I stopped walking so fast, letting in what I was feeling. Every year, Mike proudly gave me Godiva hot chocolate for Christmas. It was our go to drink in the winter evenings, or if neither of us could sleep, or if I just wanted a small sweet treat. It was a special gift. Something he knew about me that no one else did. Something that meant the world to him when he went to purchase it. I kept walking, and I kept feeling stronger, and I kept knowing that Mike led me to that Godiva shop...that I don't need him to be alive for me to have this joy in my life...that I could actually enjoy this hot chocolate and have positive memories...the trigger became a good thing.
I have had a lot of good triggers lateley...Reconnecting with an old friend and feeling like that connection was never lost to begin with...the fall weather leading to trees changing that make me want to create my nest...the "how to" write a research paper when I thought all was forgotten...lots of good triggers and yes...even that darn hot chocolate was a good trigger.

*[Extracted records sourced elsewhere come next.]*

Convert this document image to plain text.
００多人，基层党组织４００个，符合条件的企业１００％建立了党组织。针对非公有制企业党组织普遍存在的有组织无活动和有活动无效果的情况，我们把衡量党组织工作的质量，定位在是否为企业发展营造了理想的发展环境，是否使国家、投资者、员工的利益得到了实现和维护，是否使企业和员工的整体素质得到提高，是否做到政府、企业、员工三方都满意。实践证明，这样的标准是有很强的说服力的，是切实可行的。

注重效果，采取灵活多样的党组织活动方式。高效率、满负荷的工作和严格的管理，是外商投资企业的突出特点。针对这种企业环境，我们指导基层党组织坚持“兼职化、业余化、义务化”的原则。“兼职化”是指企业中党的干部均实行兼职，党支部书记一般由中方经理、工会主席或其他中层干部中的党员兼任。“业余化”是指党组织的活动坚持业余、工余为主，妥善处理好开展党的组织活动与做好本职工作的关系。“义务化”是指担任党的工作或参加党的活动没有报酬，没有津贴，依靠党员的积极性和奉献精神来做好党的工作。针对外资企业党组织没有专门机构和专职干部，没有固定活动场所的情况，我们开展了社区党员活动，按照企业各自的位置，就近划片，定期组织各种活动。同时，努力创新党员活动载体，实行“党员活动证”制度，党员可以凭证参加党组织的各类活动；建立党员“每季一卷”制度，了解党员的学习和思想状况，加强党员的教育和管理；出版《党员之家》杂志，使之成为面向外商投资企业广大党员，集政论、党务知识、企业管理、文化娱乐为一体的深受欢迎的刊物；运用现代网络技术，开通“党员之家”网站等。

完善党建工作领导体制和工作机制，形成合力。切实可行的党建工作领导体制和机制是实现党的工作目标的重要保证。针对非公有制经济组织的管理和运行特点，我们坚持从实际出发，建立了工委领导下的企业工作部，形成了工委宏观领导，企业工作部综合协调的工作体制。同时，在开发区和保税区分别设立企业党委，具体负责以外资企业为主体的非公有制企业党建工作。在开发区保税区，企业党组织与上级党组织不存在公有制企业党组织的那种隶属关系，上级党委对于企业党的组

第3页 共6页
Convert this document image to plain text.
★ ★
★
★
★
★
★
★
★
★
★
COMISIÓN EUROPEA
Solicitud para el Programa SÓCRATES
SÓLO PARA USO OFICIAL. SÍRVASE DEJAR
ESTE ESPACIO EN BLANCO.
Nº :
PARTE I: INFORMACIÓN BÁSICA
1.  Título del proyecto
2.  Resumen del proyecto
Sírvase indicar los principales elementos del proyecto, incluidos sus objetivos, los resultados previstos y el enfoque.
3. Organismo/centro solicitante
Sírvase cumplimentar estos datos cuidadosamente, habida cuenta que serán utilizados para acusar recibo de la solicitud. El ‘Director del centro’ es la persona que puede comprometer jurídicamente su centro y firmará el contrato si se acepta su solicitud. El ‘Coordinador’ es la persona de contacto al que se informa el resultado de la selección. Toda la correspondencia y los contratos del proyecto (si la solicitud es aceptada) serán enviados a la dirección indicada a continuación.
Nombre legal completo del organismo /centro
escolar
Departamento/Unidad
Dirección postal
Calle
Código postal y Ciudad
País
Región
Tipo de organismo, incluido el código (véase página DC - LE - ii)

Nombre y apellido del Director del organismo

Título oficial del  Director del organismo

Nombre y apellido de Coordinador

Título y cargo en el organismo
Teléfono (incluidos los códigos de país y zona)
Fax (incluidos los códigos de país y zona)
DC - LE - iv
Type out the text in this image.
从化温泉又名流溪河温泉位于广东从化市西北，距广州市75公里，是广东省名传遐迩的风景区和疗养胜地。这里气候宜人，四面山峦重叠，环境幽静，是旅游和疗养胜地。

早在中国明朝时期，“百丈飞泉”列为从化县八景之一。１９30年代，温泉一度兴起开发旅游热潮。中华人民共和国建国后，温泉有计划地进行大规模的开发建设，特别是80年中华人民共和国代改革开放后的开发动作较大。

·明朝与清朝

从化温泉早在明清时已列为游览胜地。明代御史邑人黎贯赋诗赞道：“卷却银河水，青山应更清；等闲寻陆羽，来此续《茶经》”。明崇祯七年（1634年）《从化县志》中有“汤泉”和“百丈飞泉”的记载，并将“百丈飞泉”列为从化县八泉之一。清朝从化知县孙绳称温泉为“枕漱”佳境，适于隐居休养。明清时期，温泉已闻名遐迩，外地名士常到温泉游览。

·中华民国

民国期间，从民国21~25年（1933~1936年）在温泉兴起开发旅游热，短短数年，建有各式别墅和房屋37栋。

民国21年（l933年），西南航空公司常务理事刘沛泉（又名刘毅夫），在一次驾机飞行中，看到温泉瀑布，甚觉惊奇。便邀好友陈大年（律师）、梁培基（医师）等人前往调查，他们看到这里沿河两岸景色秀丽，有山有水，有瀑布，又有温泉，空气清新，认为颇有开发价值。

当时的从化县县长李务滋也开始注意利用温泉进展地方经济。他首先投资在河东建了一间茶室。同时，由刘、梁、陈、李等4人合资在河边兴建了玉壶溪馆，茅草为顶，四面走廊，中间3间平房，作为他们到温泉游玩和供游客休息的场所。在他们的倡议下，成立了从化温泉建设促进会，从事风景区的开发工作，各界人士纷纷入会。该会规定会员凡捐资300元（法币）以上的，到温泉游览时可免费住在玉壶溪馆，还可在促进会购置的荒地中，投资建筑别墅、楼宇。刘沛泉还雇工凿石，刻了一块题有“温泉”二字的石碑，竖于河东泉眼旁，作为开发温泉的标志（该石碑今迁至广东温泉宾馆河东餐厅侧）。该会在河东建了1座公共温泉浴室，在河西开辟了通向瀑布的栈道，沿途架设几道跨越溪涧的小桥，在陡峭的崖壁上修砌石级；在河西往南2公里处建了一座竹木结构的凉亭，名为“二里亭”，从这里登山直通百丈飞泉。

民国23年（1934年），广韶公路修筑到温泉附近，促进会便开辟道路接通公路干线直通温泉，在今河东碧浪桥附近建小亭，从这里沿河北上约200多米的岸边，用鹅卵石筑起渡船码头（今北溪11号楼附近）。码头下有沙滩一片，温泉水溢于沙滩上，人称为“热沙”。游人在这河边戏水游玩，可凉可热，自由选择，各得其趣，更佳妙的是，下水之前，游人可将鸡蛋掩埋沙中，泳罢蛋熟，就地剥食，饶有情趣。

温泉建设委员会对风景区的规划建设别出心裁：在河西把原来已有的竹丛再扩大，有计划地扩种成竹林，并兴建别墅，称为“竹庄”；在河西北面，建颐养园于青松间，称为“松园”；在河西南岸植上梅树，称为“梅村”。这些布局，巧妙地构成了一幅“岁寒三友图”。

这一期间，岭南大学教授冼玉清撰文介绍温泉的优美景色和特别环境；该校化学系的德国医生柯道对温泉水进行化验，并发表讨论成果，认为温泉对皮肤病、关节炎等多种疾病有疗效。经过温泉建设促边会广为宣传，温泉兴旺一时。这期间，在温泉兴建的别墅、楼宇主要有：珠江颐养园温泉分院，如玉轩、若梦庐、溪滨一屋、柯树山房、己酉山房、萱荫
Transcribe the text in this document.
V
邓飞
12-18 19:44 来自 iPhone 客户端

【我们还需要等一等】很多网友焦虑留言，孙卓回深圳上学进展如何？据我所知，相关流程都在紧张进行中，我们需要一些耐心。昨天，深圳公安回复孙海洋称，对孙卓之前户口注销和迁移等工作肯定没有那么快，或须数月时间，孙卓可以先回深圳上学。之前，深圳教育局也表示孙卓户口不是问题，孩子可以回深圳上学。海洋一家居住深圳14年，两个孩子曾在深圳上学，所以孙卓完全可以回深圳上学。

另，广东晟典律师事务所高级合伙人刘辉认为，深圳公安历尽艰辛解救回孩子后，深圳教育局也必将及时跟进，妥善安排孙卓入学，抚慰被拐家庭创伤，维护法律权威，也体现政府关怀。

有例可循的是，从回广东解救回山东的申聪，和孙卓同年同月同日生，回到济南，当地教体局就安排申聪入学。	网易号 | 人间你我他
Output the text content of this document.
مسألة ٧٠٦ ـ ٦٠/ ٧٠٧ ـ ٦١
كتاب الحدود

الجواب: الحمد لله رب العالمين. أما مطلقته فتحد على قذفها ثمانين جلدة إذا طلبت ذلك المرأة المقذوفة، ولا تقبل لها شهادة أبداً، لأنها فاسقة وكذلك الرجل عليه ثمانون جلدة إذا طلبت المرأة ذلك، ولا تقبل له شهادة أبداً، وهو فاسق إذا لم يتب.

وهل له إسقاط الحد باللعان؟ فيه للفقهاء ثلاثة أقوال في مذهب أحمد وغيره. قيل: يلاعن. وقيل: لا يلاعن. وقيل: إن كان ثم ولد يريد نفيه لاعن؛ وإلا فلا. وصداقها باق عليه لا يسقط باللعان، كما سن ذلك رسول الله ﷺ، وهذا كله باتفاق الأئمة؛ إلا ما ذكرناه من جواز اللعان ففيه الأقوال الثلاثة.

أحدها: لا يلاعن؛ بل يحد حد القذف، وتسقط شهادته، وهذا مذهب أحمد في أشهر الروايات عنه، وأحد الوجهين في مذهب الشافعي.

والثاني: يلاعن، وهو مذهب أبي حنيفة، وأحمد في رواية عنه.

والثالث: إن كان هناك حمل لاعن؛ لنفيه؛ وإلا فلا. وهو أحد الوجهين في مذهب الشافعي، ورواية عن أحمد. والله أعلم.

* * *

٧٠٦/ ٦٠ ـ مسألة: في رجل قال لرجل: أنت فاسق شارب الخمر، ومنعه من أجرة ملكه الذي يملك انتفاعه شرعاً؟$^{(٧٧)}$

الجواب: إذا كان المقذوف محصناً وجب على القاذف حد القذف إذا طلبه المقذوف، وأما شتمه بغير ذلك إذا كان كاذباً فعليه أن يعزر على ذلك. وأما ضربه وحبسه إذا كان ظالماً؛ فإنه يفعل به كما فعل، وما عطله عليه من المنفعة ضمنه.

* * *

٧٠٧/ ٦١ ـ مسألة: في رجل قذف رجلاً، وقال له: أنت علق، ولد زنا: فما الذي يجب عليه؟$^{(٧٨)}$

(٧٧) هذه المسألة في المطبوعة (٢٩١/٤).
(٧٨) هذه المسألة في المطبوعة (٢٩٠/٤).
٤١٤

To end the evening, do you know what I did? I walked into Tiffany and CO. It is not a store I ever shop in, nor should a social worker be shopping there. But there is this bracelet...THE Tiffany bracelet...with the clasp and the heart...and I have been wanting it for years...and I realized no one will buy it for me...and I bought it. And I justified it by...trigger: Missing Mike but knowing there are so many other bessings in my life. Point: Be happy and a spontaneous. Counterpoint: Be a little reckless. And I combined them...I became happy when I bought something I have wanted for years...I have been happy without it all this time so I will be happy with it...If Mike knew I wanted this (as much as the Godiva hot chocolate) it would have been under the Christmas tree this year.
1 comment:
I love this! What a great way to treat yourself with an "old" treat and a "new" treat. Triggers can be a wonderful thing - there's a little vocabulary reframing lesson for me. Also, It reminds me of the poem
Comes the Dawn by Veronica Shorffstall, 1971.